No, land covered with snow for many months makes no difference to the above. That is why so many ranchers in the regions of prolonged snow in the US and Canada are practicing holistic planned grazing (and learning how to cut many costs of hay cutting etc).
If there are no animals at present then the first process of simply using the holistic framework helps people determine how to get started – whether it is best to buy animals, lease grazing, what types of animals, how fast to expand, whether to increase animals first and fencing later from income generated from the land, and so on as this all has to be in context and not simply an objective of getting animals.
Managing well people should make every step in the change over from conventional management to holistic lead to greater profitability.
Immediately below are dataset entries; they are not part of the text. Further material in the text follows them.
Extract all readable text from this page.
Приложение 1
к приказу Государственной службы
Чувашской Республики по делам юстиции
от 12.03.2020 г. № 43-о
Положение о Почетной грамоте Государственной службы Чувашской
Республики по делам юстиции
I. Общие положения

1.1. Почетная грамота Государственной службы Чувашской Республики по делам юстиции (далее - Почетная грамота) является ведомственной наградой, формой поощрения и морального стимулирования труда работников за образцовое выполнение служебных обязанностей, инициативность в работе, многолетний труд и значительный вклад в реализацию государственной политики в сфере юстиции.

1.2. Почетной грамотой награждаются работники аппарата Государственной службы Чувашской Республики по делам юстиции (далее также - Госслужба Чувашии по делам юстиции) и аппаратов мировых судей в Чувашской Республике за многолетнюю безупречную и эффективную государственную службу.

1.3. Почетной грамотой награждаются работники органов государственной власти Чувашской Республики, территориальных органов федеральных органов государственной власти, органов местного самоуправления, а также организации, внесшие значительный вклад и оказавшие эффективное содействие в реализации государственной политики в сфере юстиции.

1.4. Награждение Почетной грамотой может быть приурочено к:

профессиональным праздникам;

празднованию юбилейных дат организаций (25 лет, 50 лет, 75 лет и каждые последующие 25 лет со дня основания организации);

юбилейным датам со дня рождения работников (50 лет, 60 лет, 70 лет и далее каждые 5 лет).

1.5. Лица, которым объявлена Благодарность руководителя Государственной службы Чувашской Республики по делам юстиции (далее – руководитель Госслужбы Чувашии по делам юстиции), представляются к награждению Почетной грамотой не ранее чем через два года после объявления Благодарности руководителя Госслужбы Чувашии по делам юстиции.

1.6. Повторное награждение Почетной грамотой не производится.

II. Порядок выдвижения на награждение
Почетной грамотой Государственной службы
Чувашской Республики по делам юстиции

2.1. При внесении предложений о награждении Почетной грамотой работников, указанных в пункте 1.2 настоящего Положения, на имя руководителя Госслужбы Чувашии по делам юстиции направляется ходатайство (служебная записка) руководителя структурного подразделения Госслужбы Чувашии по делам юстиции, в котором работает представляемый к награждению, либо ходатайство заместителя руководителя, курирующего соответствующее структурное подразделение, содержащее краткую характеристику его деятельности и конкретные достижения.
That is why the study of early adopters of holistic management in the US done by Deb Stinner et al at Ohio State University showed they averaged 300% more profitability. This over about the same time span in which 600,000 US farmers went bankrupt and suicide was the leading agricultural cause of death. None of us, myself included, does things perfectly and we are finding people not understanding holistic management very well but at least starting and sticking with these two processes improve their lives and land considerably. Hope this helps.
Many thanks for your answer Allan. It is now clear to me that I have definitely oversimplified what you have presented in your TED talk and that I should acquaint with this topic better before asking any questions.
Richard it was me who had to oversimplify - I am sure millions will not understand the true depth managing holistically means - ask any questions please, as they say there are no dumb questions, only dumb answers.